Dua Puluh Lima

8.3K 498 5
                                    

"Ngapain sih?" dari tadi Rion celingak celinguk, memeriksa keadaan.

"Mastiin ngga ada Raskha nongol disini." Raskha lagi.... Raskha lagi.

"Cuma ada kita disini. Kamu udah mastiin dari tadi kan?" Rion mengangguk.

"Aku cuma ngga mau tiba-tiba ada dia disini dan bikin aku kamu tinggalin tidur lagi kayak tadi malam." aku tertawa ingat ekspresi lucu Rion waktu aku bangun tadi pagi. Sepertinya dia cuma tidur selama beberapa jam dan wajahnya dilipat 10 waktu memandangku yang baru terbangun setelah tidur nyenyak.

"Kamu juga sih, hobi banget ngeladenin Raskha. Udah tau dia makin menjadi kalo diladenin." Rion mengambil sejumput rambut dipipiku dan menyelipkannya dibalik telingaku.

"Aku ngga bakal maafin dia kalo merusak bulan madu kita juga."

"Kali ini aku yang bakal kasih dia pelajaran." aku berani jamin kalo ngga mungkin ada Raskha disini. Pria itu sudah kukirim pulang ke rumahnya dengan aman setelah mengacaukan malam kami.

"Aku mau cuma ada aku sama kamu disini." bisik Rion, menempelkan ujung hidungnya diujung hidungku. "Tempat ini aku siapin cuma buat kamu."
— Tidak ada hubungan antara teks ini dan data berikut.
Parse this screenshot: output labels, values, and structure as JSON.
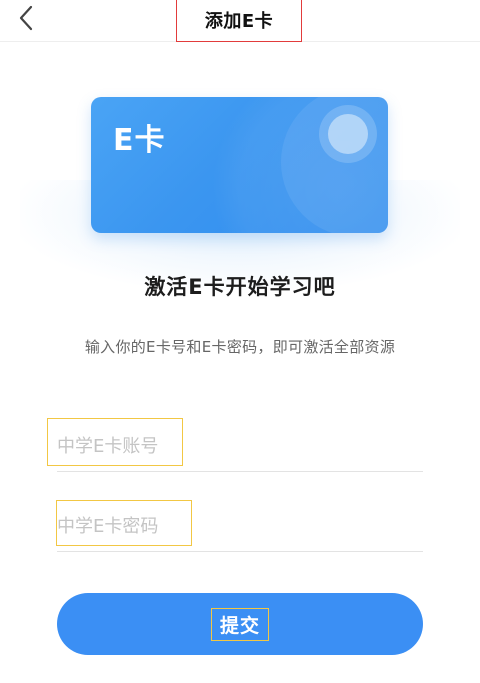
{
  "header": {
    "title": "添加E卡",
    "back_icon": "chevron-left-icon"
  },
  "card": {
    "label": "E卡",
    "colors": {
      "primary": "#3b96f0",
      "accent_highlight": "#f2c744",
      "title_highlight": "#e23b3b"
    }
  },
  "main": {
    "heading": "激活E卡开始学习吧",
    "subtitle": "输入你的E卡号和E卡密码，即可激活全部资源"
  },
  "form": {
    "account": {
      "placeholder": "中学E卡账号",
      "value": ""
    },
    "password": {
      "placeholder": "中学E卡密码",
      "value": ""
    },
    "submit_label": "提交"
  }
}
"Kapan kamu nyiapin ini semua?" kejutan buatku waktu pertama menginjakkan kaki di tempat ini. Sebuah villa dengan pemandangan luar biasa indahnya. Semburat jingga senja nampak bersinar indah dibalik gunung dengan kabut tipis yang makin menambah indah pemandangannya. Belum lagi rindang pepohonan pinus terlihat bergoyang ditiup semilir angin sejuk.
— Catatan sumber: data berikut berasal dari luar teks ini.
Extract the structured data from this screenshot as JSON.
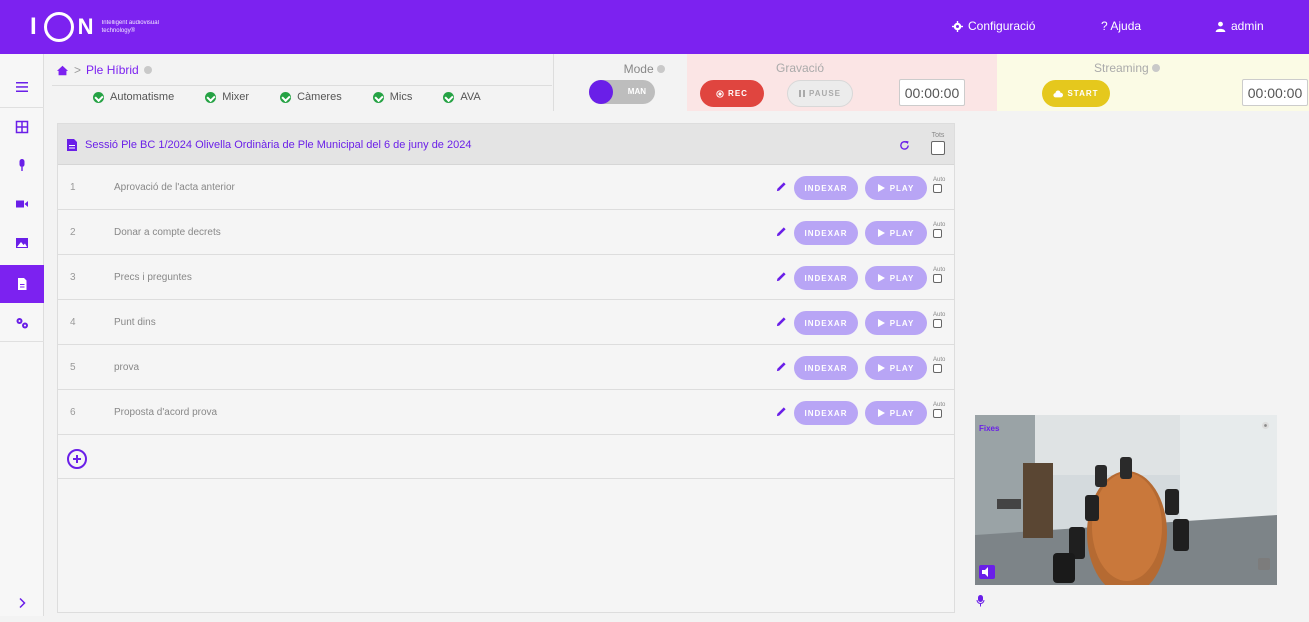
{
  "header": {
    "brand": "ION",
    "tagline": "Intelligent audiovisual technology®",
    "config": "Configuració",
    "help": "? Ajuda",
    "user": "admin"
  },
  "breadcrumb": {
    "title": "Ple Híbrid"
  },
  "status": [
    "Automatisme",
    "Mixer",
    "Càmeres",
    "Mics",
    "AVA"
  ],
  "mode": {
    "label": "Mode",
    "value": "MAN"
  },
  "recording": {
    "label": "Gravació",
    "rec": "REC",
    "pause": "PAUSE",
    "time": "00:00:00"
  },
  "streaming": {
    "label": "Streaming",
    "start": "START",
    "time": "00:00:00"
  },
  "session": {
    "title": "Sessió Ple BC 1/2024 Olivella Ordinària de Ple Municipal del 6 de juny de 2024",
    "all_label": "Tots"
  },
  "items": [
    {
      "num": "1",
      "title": "Aprovació de l'acta anterior"
    },
    {
      "num": "2",
      "title": "Donar a compte decrets"
    },
    {
      "num": "3",
      "title": "Precs i preguntes"
    },
    {
      "num": "4",
      "title": "Punt dins"
    },
    {
      "num": "5",
      "title": "prova"
    },
    {
      "num": "6",
      "title": "Proposta d'acord prova"
    }
  ],
  "item_buttons": {
    "index": "INDEXAR",
    "play": "PLAY",
    "auto": "Auto"
  },
  "camera": {
    "label": "Fixes"
  }
}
"Ngga penting kapan aku nyiapin ini semua buat kamu. Yang penting itu, kamu suka ngga?" aku mengangguk.

"Suka banget."

"Syukurlah kalo kamu suka." Rion membalik badanku dan memeluk pinggangku dari belakang, mengajakku kembali menikmati pemandangan senja didepan kami.

"Ngga mudah buat sampai kemari sama kamu." ucapnya pelan.
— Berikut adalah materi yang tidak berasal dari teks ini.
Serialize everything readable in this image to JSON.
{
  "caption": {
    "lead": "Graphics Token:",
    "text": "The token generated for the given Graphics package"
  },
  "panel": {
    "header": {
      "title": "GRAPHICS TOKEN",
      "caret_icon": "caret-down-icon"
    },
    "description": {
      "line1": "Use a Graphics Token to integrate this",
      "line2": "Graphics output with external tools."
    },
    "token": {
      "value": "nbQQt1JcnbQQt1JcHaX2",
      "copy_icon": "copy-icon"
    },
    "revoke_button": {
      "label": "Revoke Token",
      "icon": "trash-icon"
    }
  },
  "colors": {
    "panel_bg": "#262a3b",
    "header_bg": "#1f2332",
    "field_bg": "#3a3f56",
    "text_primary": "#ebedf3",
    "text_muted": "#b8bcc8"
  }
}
"Penuh luka dan rasa sakit untuk sampai disini." berapa banyak luka yang sudah kubuat ke Rion?

"Luka itu sudah sembuh sejak kita berjanji untuk bersama selamanya."

"Aku merasa jadi wanita yang paling beruntung di dunia ini." kusenderkan kepalaku didada Rion.

"Aku sudah jadi pria paling beruntung sejak pertama ketemu sama kamu."

Seperti film yang diputar lagi dalam kepalaku. Kupejamkan mataku.

Saat seorang pria mabuk yang menciumku, lalu kesepakatan itu dibuat. Aku mulai jatuh cinta pada pria yang tersenyum bersama wanita yang dia cintai. Aku menemukan diriku merelakan hatiku mencintai sendirian dan menerima dirinya yang bersamaku meski bukan aku yang ada dihatinya. Lalu keadaan mulai berbalik dan dia mengatakan bahwa dia mencintaiku. Bukan berarti kisah kami menemui akhir bahagia sampai di sana. Masih ada jalan berduri yang harus kami lewati sampai di hari ini. Dan baru bisa tersenyum dipelukannya seperti sekarang.

"Aku akan mencintai kamu seakan cuma ada hari ini buat kita." kubuka mataku dan kembali melihat keindahan senja yang mulai digantikan oleh malam.

"Kalo ini mimpi, tolong jangan pernah bangunin aku." Rion kembali memutar tubuhku.

"Ini bukan mimpi, sayang." bisiknya dibibirku. Rion membelai bibirku dengan lembut. Aku melingkarkan tanganku dilehernya.

Ciuman lembut dan lama sebelum dia mengangkat tubuhku dan membawaku masuk saat hari sudah benar-benar gelap.

Rion mendudukkan dirinya dikasur dengan aku yang sekarang berada dipangkuannya.

"Akhirnya cuma ada kamu dan aku." Rion tersenyum dan kembali mengecup bibirku.